The Financial Industry Regulatory Authority has been intensifying efforts to crack down strongly on broker-dealers for poor e-mail oversight. In 2013, FINRA fined a financial advisory firm a whopping US$7.5 million for 35 significant failures in e-mail oversight over a five-year period and in 2017 a Broker-Dealer was fined $2 million for failing to properly supervise email messages. FINRA found that during a nine-year review period, the firm’s email review system was significantly flawed, allowing millions of emails to evade meaningful review. This created the unacceptable risk of such misconduct by firm employees going undetected.
The 2019 Report on Examination Findings and Observations released by FINRA brings to light the rapidly growing compliance challenges and risks for financial institutions in their increasing use of unified communication and collaboration tools.
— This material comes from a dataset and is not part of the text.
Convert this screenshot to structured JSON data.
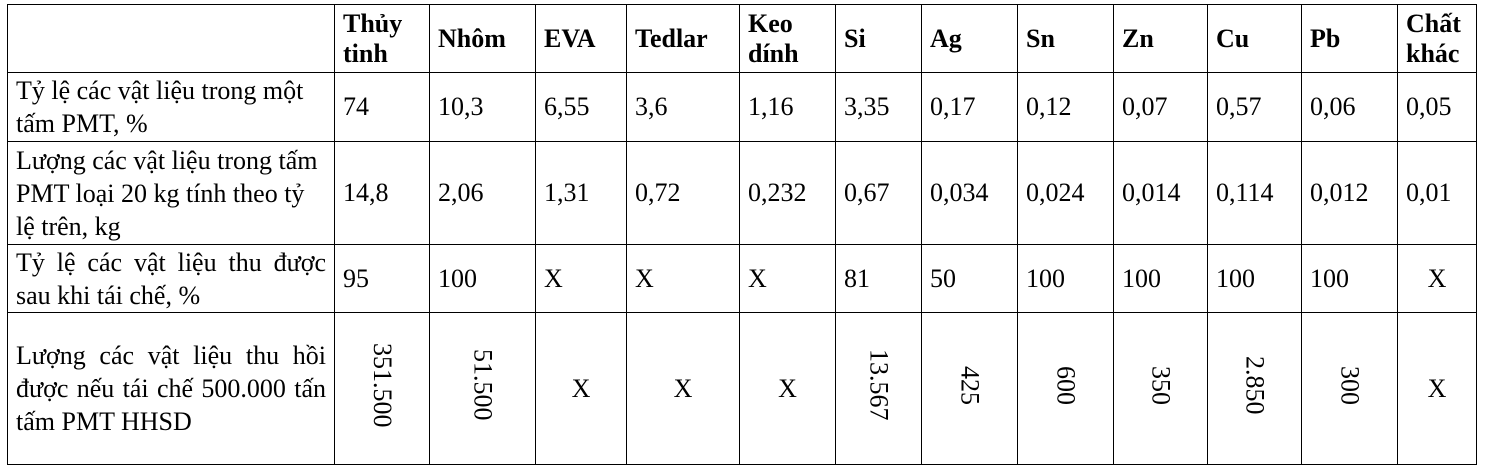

The report states, “If a firm permits its associated persons to use a particular application — for example, an app-based messaging service or a collaboration platform — the firm must preserve records of business-related communications and supervise the activities and communications of those persons on the application.”
Thus, it creates a mandate on broker-dealers to store e-mail correspondence and to form written policies and procedures regarding the e-mail review process considering the establishment’s size, structure, and customers.
The objective behind email surveillance is to make certain that the employees and C-level executives are not indulging in any transgression. Sometimes employees are found guaranteeing a rate of return and engaging in undisclosed external activities resulting in breach of SEC and FINRA regulations.
Email surveillance provides an opportunity to monitor employees’ adherence to the firm’s written communications policy but email surveillance can also serve as a tool to effectively ensure that they are not indulging in unlawful activities, including insider trading, sharing of proprietary information, distribution of unapproved and non-compliant marketing materials, and potentially fraudulent statements.
Since employees would know they are being watched, they are very unlikely to use obvious words. Therefore, compliance directors should prepare a list of words or phrases based on their discussions with business line managers and their other industry peers that they believe could be used by employees to game the email monitoring system.
For instance, checking e-mails for phrases such as “Let’s take this offline or let’s use my personal email’ are red flags that the employee could be engaged in an illegal activity.
The first step to the right compliance program is to use the right technology to ensure comprehensive and customizable reporting. There are some effective regulatory compliance programs in the market that offer Anti-Money Laundering (AML) screening software solutions and email archiving products to securely archive your business emails.
While choosing a service provider caution must be exercised to ensure the vendor has supervisory capabilities to automatically flag emails containing words or phrases that are likely to warrant a review. It is also important to note that regardless of the provider selected, it is the broker-dealers alone who are responsible for implementing an annual review of e-mails and storing the results. The review can be conducted either internally or through a third-party expert.
A review of the entire email oversight process should be done if the firm has been sanctioned, fined or being investigated for any other wrongdoing. FINRA will be checking into e-mail correspondence to determine whether the firm has violated any other regulations.